Il se pencha en avant sans quitter des yeux l’adorable minois. Elle portait un chemisier ocre, bordé de dentelles au col et aux manches, largement échancré, sous un court surcot amarante, et un pantalon bouffant, large et soyeux. Le regard du petit homme exprimait l’admiration, et plus encore. 
— J’accomplis ma Quête de Larhal’Dhat’Malh, comme de nombreuses jeunes filles de mon pays le font à l’aube de leur quinzième cycle, petit homme !
Le visage en pointe se plissa sous une grimace de surprise puis Ardevaingt explosa littéralement de rire. Il mit un long moment à retrouver son calme, les yeux débordant de larmes, malgré les foudres d’une Lorelanne scandalisée. Excédée, la jeune Lhat gagna l’avant de l’embarcation où elle leur tourna le dos, raide comme un piquet. L’Eliathan les regardait à tour de rôle, visiblement dépassé. Il se rapprocha du Shumiet et, baissant la voix, demanda : « Tu m’expliques ce qu’elle a voulu dire par sa Quête de Laaraldamaalm. » Il bredouilla le mot sans parvenir à le prononcer correctement. Les yeux larmoyants, le Shumiet retint un instant son souffle pour retrouver une contenance. Le désappointement de son protéger faisait pitié. Pour un peu, Sigismond aurait éclairé sa lanterne. Cependant il préféra s’en tenir à une stricte neutralité dans cette affaire qui risquait fort d’égayer le reste du voyage.
— Oh ça, mon garçon, conclut-il en prenant son temps, je préfère qu’elle te l’apprenne elle-même. C’est… disons… une démarche strictement personnelle !
Et il entreprit de vider consciencieusement le flacon sans plus d’explications. Sans-nom resta un long moment silencieux, décontenancé. Enfin il rejoignit Lorelanne qui lui saisit le bras sous l’œil goguenard de leur chaperon improvisé.

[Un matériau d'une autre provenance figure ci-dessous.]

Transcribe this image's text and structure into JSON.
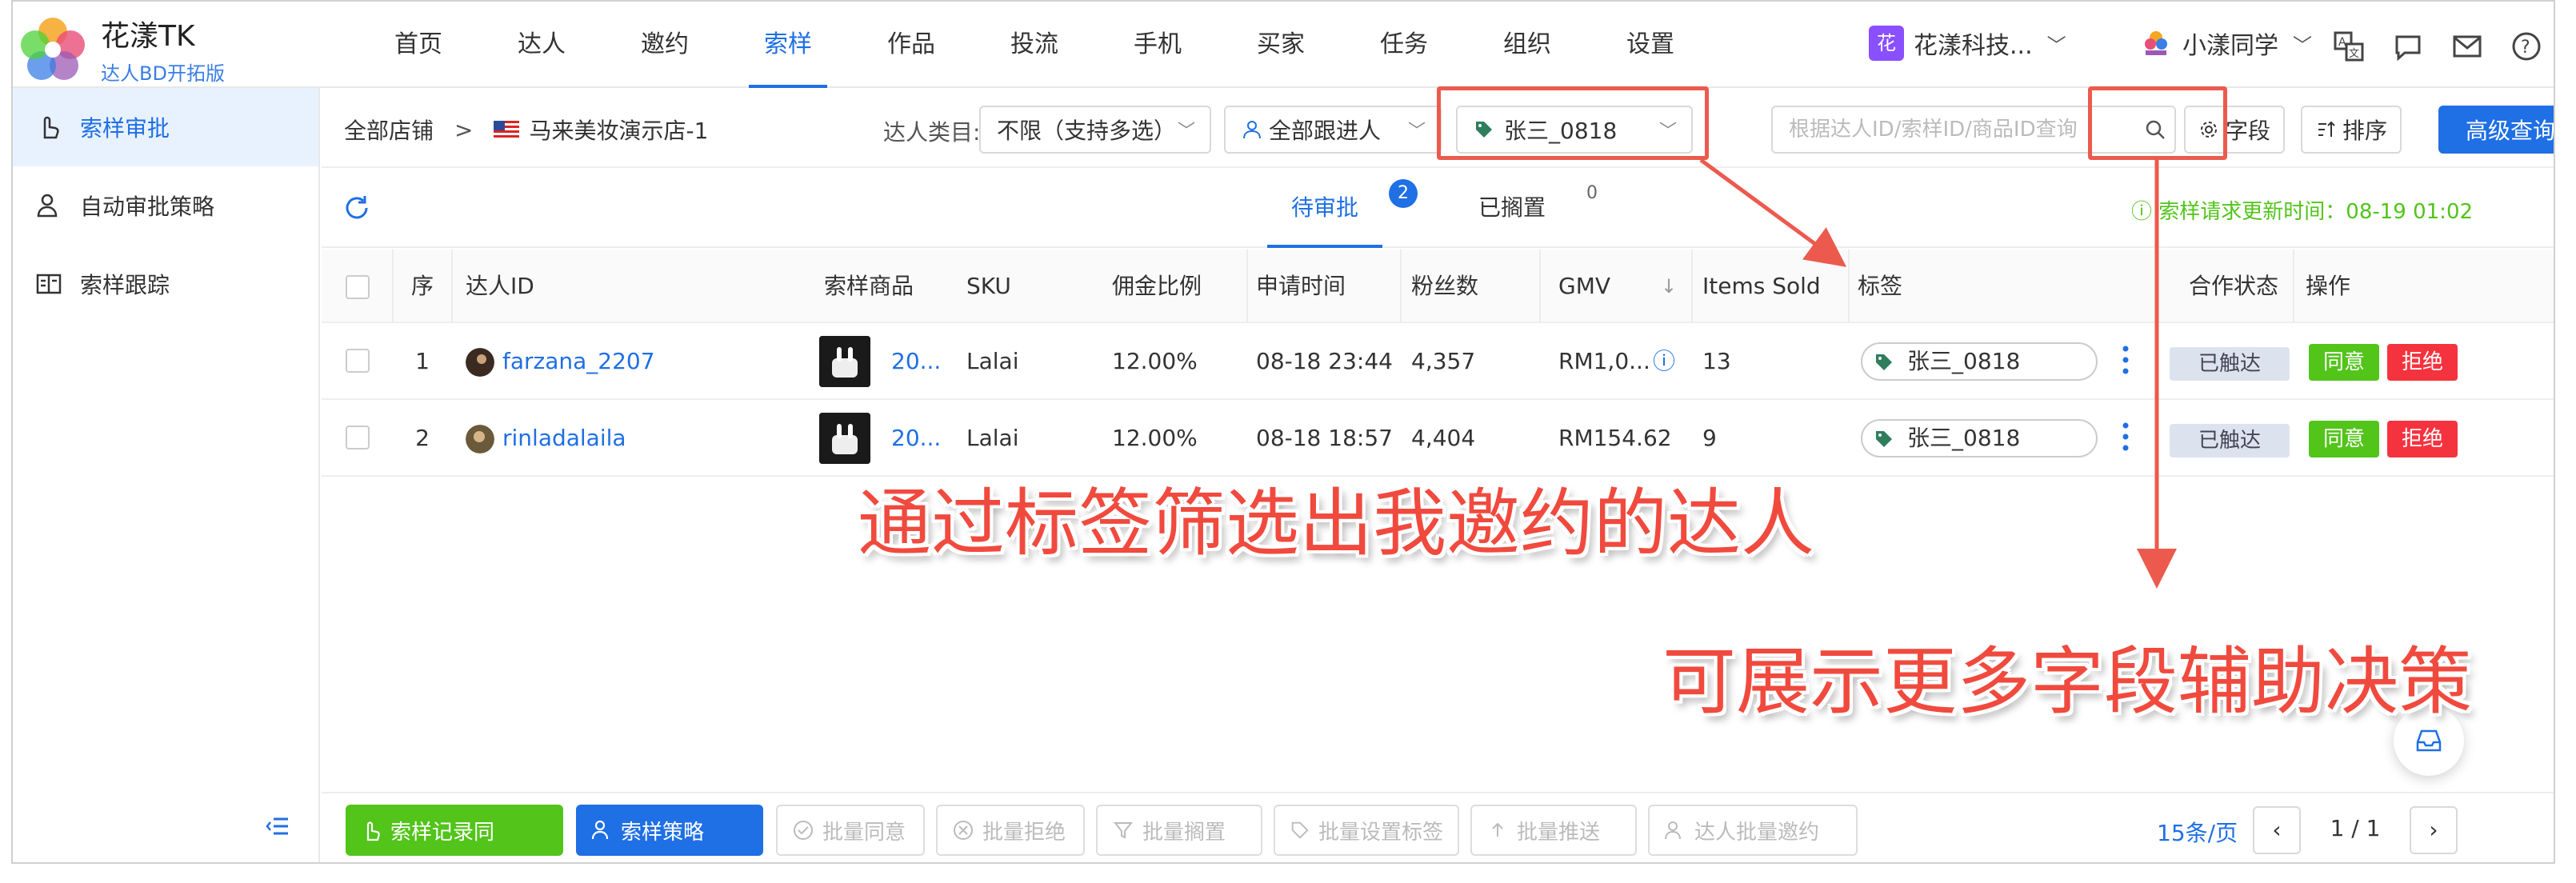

En fin d’après-midi, ils accostèrent dans une trouée. Un bras mort recouvert d’un tapis vert de lentilles d’eau et de nénuphars blancs aux larges feuilles flottantes. Lorelanne se précipita pour détacher le harnais du lantin. Ce dernier poussa ses habituelles et lugubres lamentations. Durant la nuit, l’animal festoierait d’herbes flottantes et de jacinthes d’eau qui composaient l’essentiel de ses repas. La Fille des Vents ne s’en sépara qu’après avoir longuement caressé le mufle court et gratté la peau rugueuse et épaisse de sa tête minuscule. Dans les épais bourrelets, les yeux froncés formaient de minuscules billes rondes où brillaient une intelligence et une reconnaissance indéniables. Le massif lantin était réputé pour sa gentillesse et son attachement à ses maîtres. Même si d’ordinaire, il était odieusement exploité dans les fermes du centre car puissant et infatigable.
La soirée s’étira sous un chapelet d’étoiles, dans le concert assourdissant de la population batracienne, toute proche.

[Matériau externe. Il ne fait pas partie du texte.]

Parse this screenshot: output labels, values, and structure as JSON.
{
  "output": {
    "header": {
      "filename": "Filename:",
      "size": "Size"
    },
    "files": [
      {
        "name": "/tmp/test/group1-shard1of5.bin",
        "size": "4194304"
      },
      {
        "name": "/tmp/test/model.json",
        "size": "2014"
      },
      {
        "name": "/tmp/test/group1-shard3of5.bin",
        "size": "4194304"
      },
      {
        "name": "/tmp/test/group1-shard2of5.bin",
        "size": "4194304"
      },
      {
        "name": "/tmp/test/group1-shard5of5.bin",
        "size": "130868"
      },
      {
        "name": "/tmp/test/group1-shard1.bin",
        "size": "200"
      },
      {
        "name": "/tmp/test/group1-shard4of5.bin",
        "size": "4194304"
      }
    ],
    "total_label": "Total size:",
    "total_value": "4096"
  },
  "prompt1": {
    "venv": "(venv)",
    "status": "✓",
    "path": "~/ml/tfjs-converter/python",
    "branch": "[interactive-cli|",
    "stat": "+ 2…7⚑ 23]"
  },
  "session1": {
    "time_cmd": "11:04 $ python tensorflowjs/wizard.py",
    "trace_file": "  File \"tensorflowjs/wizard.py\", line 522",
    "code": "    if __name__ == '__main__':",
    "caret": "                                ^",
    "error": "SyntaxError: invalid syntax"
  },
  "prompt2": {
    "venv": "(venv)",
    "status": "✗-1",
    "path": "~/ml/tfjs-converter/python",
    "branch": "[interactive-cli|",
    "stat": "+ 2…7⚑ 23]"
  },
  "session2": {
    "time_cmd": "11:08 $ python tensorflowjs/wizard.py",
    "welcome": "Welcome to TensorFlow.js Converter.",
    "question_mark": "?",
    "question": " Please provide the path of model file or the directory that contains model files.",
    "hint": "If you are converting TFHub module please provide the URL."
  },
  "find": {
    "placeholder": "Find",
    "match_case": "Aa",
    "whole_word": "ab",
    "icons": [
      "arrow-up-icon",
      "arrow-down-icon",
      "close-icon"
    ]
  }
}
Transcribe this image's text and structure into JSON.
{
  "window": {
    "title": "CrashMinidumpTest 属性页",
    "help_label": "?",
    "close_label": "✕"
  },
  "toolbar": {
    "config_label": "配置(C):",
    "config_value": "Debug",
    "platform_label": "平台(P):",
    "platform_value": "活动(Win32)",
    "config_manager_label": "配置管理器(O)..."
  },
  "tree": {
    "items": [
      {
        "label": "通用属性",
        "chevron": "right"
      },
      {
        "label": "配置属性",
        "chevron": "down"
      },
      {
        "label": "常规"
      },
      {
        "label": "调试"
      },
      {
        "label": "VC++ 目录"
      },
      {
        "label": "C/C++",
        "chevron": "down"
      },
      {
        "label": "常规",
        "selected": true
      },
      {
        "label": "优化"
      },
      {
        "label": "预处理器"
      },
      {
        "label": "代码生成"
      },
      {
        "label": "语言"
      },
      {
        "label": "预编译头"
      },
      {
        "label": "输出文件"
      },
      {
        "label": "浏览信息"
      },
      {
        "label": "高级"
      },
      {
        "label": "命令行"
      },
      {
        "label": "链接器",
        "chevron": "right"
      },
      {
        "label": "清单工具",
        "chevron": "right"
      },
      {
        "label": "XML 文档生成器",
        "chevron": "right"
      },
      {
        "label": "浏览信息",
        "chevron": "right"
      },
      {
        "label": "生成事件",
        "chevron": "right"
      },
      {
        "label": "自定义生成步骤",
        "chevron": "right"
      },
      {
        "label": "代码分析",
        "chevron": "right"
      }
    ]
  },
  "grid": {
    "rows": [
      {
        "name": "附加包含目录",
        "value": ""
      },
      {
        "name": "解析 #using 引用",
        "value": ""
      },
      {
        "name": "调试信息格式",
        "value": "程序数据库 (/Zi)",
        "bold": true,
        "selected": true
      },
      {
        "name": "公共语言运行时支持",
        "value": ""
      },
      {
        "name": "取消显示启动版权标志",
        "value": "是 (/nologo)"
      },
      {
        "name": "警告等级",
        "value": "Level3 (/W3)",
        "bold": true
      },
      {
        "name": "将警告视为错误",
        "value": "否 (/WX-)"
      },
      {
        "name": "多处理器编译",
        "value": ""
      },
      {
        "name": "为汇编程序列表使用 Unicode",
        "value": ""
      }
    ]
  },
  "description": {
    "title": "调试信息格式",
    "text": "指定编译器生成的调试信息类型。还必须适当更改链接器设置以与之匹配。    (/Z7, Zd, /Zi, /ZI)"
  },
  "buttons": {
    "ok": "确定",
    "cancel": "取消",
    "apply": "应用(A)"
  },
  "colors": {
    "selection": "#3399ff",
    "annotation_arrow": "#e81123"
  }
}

Cette première nuit, le sommeil se refusa au Maître-dragon de Galadorm, tracassé par les révélations de la Damoiselle. Il acceptait difficilement que le Ser ardevaingt et sa nouvelle amie refusent de partager leur secret. La Quête de Larhal’Dhat’Malh ! le garçon eut beau se triturer l’esprit, jamais, à son grand dam, il n’en avait entendu parler. D’ailleurs, il en était à peu près de même pour la contrée vers laquelle ils étaient censés se diriger. Il regretta amèrement ne pas avoir davantage travailler la géographie de cette région reculée des Thielvériles avec Maître Sol’Déorm. De méchante humeur, il s’adossa au havresac et contempla le firmament brillamment étoilé.

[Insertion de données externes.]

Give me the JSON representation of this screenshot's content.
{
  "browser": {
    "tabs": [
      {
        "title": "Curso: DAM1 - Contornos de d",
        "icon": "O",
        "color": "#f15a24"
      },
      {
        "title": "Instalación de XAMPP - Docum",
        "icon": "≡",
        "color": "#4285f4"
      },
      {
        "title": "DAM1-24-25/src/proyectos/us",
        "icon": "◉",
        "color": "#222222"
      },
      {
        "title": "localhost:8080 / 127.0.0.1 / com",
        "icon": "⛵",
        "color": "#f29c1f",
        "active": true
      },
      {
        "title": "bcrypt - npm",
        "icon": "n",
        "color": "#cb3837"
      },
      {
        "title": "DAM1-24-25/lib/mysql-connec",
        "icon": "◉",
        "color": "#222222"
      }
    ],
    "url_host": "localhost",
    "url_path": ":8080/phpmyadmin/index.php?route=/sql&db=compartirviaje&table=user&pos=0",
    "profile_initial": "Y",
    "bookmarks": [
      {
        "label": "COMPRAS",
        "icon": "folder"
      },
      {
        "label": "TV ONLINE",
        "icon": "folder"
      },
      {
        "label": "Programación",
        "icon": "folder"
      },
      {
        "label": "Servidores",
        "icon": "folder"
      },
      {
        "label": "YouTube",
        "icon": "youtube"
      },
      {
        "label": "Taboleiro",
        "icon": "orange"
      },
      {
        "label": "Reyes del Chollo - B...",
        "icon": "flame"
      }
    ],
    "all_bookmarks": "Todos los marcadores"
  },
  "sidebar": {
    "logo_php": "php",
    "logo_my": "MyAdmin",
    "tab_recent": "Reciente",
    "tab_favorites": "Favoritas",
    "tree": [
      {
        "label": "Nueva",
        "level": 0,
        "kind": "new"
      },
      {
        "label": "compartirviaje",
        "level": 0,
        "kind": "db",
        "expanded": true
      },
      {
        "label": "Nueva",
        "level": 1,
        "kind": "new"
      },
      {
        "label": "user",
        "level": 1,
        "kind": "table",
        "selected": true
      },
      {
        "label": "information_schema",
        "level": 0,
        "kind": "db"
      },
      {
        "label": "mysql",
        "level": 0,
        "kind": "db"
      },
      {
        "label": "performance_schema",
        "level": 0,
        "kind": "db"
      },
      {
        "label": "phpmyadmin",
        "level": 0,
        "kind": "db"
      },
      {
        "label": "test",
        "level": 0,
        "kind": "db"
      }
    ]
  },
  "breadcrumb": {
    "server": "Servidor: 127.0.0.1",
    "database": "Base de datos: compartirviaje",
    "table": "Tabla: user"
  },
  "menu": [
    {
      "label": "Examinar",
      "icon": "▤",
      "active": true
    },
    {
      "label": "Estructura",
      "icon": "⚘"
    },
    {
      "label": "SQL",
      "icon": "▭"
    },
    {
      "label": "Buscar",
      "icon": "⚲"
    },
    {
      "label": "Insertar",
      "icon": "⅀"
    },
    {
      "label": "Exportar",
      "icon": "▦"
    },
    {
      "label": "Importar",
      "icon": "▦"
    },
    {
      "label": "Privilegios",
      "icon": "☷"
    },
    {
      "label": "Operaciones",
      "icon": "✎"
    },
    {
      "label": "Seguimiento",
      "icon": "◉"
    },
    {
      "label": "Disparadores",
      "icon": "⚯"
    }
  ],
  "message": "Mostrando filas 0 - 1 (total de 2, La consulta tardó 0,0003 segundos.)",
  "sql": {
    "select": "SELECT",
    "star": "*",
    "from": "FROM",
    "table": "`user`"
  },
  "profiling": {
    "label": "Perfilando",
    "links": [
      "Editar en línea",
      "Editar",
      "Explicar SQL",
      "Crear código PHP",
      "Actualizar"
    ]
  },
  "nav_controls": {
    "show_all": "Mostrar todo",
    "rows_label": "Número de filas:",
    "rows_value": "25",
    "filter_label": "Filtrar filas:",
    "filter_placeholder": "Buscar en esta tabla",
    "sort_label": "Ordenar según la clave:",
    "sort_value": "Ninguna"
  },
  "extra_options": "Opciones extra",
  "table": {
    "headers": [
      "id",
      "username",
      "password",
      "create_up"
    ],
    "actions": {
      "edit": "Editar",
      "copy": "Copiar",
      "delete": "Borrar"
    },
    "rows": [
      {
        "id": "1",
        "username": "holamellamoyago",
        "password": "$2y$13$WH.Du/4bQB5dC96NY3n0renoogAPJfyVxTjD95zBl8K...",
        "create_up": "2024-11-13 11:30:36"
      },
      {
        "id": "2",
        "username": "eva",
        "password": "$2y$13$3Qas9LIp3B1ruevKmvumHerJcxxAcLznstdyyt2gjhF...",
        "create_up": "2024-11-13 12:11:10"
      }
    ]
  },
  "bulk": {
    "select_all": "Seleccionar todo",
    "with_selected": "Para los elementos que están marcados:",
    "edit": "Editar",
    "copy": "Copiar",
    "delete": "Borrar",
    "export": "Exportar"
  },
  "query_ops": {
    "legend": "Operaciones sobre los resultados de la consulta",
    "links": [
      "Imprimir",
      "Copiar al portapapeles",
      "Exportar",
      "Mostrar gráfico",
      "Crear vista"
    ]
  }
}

Tant d’évènements survenus en si peu de temps, de quoi vous donner le tournis !
 La mi-nuit était passée depuis déjà un long moment lorsqu’il se tourna vers la jeune fille qui dormait paisiblement, inconsciente des tourments qu’elle avait éveillés chez l’Eliathan. Une douce aura opaline l’environnait. Bouleversé, Sans-nom en oublia la plus élémentaire des règles qu’il s’était personnellement imposé depuis la découverte de ses pouvoirs grandissants. Ne jamais chercher à violer l’intimité des personnes qu’il côtoyait. Malgré tout, il contempla la silhouette dans cet écrin de pureté avec un plaisir évident, conscient qu’il n’aurait pu en être autrement. Au fil des heures, l’étrange attirance qu’il ressentait pour la belle jeune fille se renforçait jusqu’à le troubler bizarrement.
Son regard se posa ensuite sur le petit Shumiet. Seulement, là, aucune aura n’environnait l’ombre lovée dans le plaid en laine. Abasourdi, Sans-nom ferma les yeux, les rouvrit, espérant s’être trompé.  Mais, hélas, pas la plus légère Flamme de Vie ne baignait Sigismond Ardevaingt. Impossible ! Troublé, le garçon s’allongea en tenant fermement contre lui le médaillon du Maître-dragon. Le sommeil fut long à venir. Le lendemain, il se garda bien de toucher mots de ses cogitations nocturnes à ses amis. Cependant un malaise insidieux morfondait le jeune garçon. Il dissimula son trouble du mieux possible. Une tâche facilitée par l’exubérance du Shumiet et les bavardages incessants de la Fille des Vents. Il suffisait en fait d’acquiescer à la moindre sollicitation.
Trois jours s’écoulèrent avant qu’ils approchent de Port-Salut.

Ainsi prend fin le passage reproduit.